Джон отпил глоток и почувствовал желание набраться сегодня под завязку.

– Звучит обнадеживающе. Может, когда-нибудь они будут проматывать миллионы на последние ведра чистой воды, как знать?

– Эй, – спохватился Пол. – Но ты можешь тратить деньги и на благотворительность, если хочешь.
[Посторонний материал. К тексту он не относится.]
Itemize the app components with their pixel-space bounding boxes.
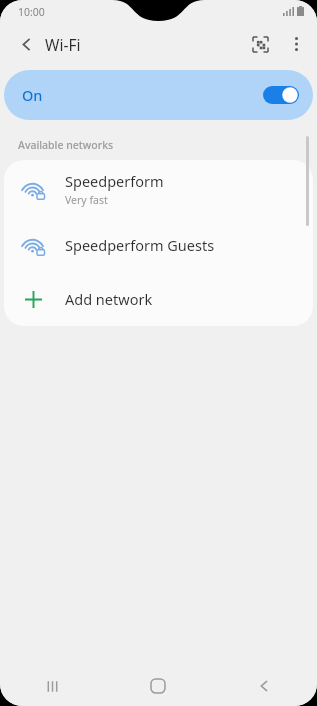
staticText: Wi-Fi (45, 34, 81, 55)
button[interactable]: Add network (4, 272, 313, 326)
button[interactable]: Speedperform Guests (4, 218, 313, 272)
staticText: On (22, 85, 43, 105)
button[interactable]: Back (211, 666, 317, 706)
staticText: Speedperform Guests (65, 235, 215, 255)
button[interactable]: On (4, 70, 313, 120)
button[interactable]: Navigate up (9, 27, 43, 61)
button[interactable]: Home (105, 666, 211, 706)
staticText: Add network (65, 289, 153, 309)
button[interactable]: Scan QR code (242, 26, 278, 62)
staticText: 10:00 (18, 5, 45, 19)
staticText: Speedperform (65, 171, 164, 191)
staticText: Very fast (65, 193, 108, 207)
staticText: Available networks (18, 138, 114, 152)
button[interactable]: Recent apps (0, 666, 105, 706)
button[interactable]: More options (278, 26, 314, 62)
button[interactable]: Speedperform (4, 160, 313, 218)
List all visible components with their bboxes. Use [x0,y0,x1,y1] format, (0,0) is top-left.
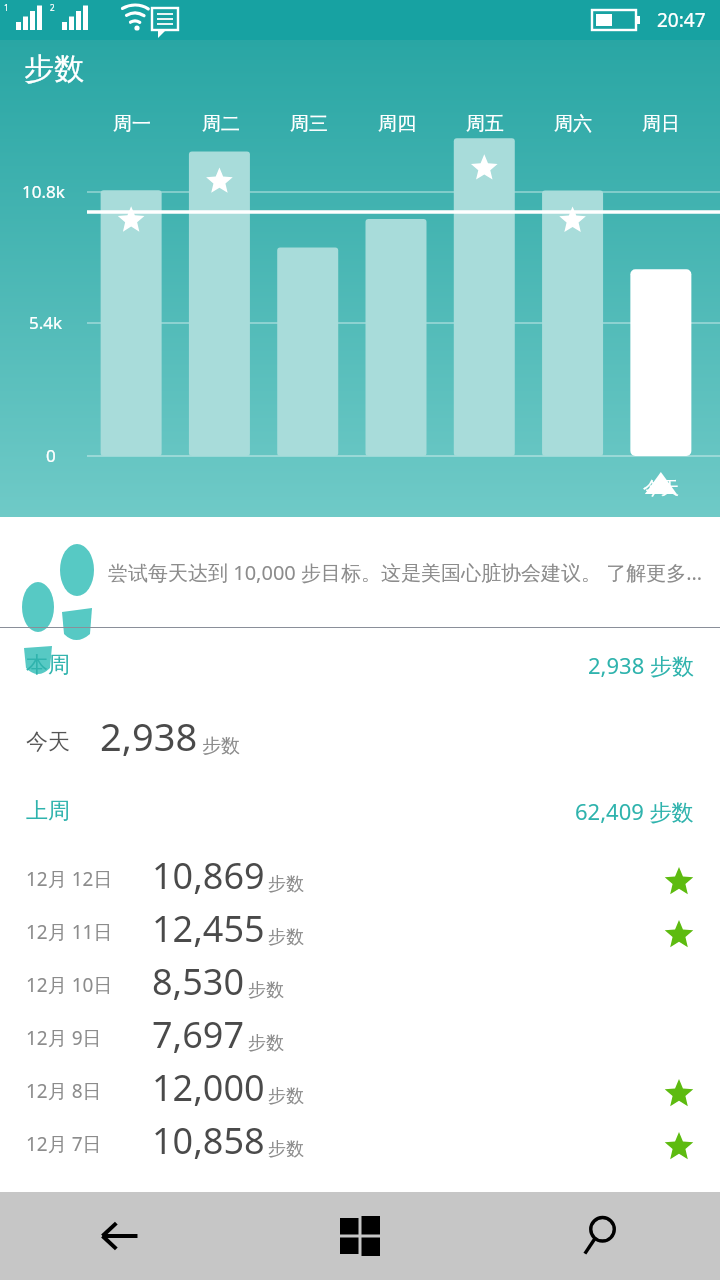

Старый Рокфеллер так и поступал, когда испытывал кризис смысла жизни, и без его фондов теперь немыслимы ни медицина, ни образование, ни наука.

– Лучше я разыщу какого-нибудь ясновидящего. Положу ему на счет полмиллиона долларов сроком на пятьсот лет, и какой-то бедолага году этак в 2500-м унаследует жуткие триллионы долларов. Или какая тогда будет валюта. – Он залпом проглотил спиртное и наслаждался жжением в горле. От него утихала боль в душе, будто накрытая ватным одеялом. – Как знать, может, и состояние Фуггера возникло таким же образом? Я умру от смеха, если со временем это обнаружится. Эй! – крикнул он бармену, подняв пустой стакан. – Еще один. Двойной!

Пол критически оглядел его.

– Ты что, хочешь напиться?

– Угадал, – с похвалой кивнул Джон.

– Не надо.

– Надо. Иначе сегодня ночью у меня лопнет башка от мыслей. – Но все же махнул бармену рукой: – Отбой. Кока-колу, пожалуйста.

Пол вздохнул и сказал:

– Знаешь, может, сейчас мы переживаем куда более значительную фазу, чем нам кажется. Может, на наших глазах возвращается Средневековье.

– Средневековье? – В этот момент перед внутренним взором Джона почему-то возник строгий облик Якоба Фуггера, портрет которого так и продолжал висеть у него в спальне.

– Я где-то читал, не помню. О сходстве между сегодняшними концернами и структурами владычества в Средние века. Например, ты – король, я твой канцлер, наши директора – герцоги, которых ты назначил, и так далее вплоть до последних сотрудников, твоих подданных. – Он сделал жест от пола к потолку: – Это – твоя крепость, охраняемая храбрыми рыцарями, так? У тебя есть своя коммуникационная система, и если подумать, что во всех наших столовых, на всех фирменных бензоколонках и так далее можно расплачиваться карточкой фирмы, то даже собственная финансовая система. И в то время, как вокруг опустошаются ландшафты и рушатся нравственные устои, в то время, как варвары придвигаются к границам и повсеместно тлеют кризисы, ты и другие короли продолжаете строить свои королевства, нарастает ваше могущество, пока прежняя великая империя – тогда Рим, сегодня, возможно, Америка – приходит в упадок, и вы устанавливаете в мире новый порядок.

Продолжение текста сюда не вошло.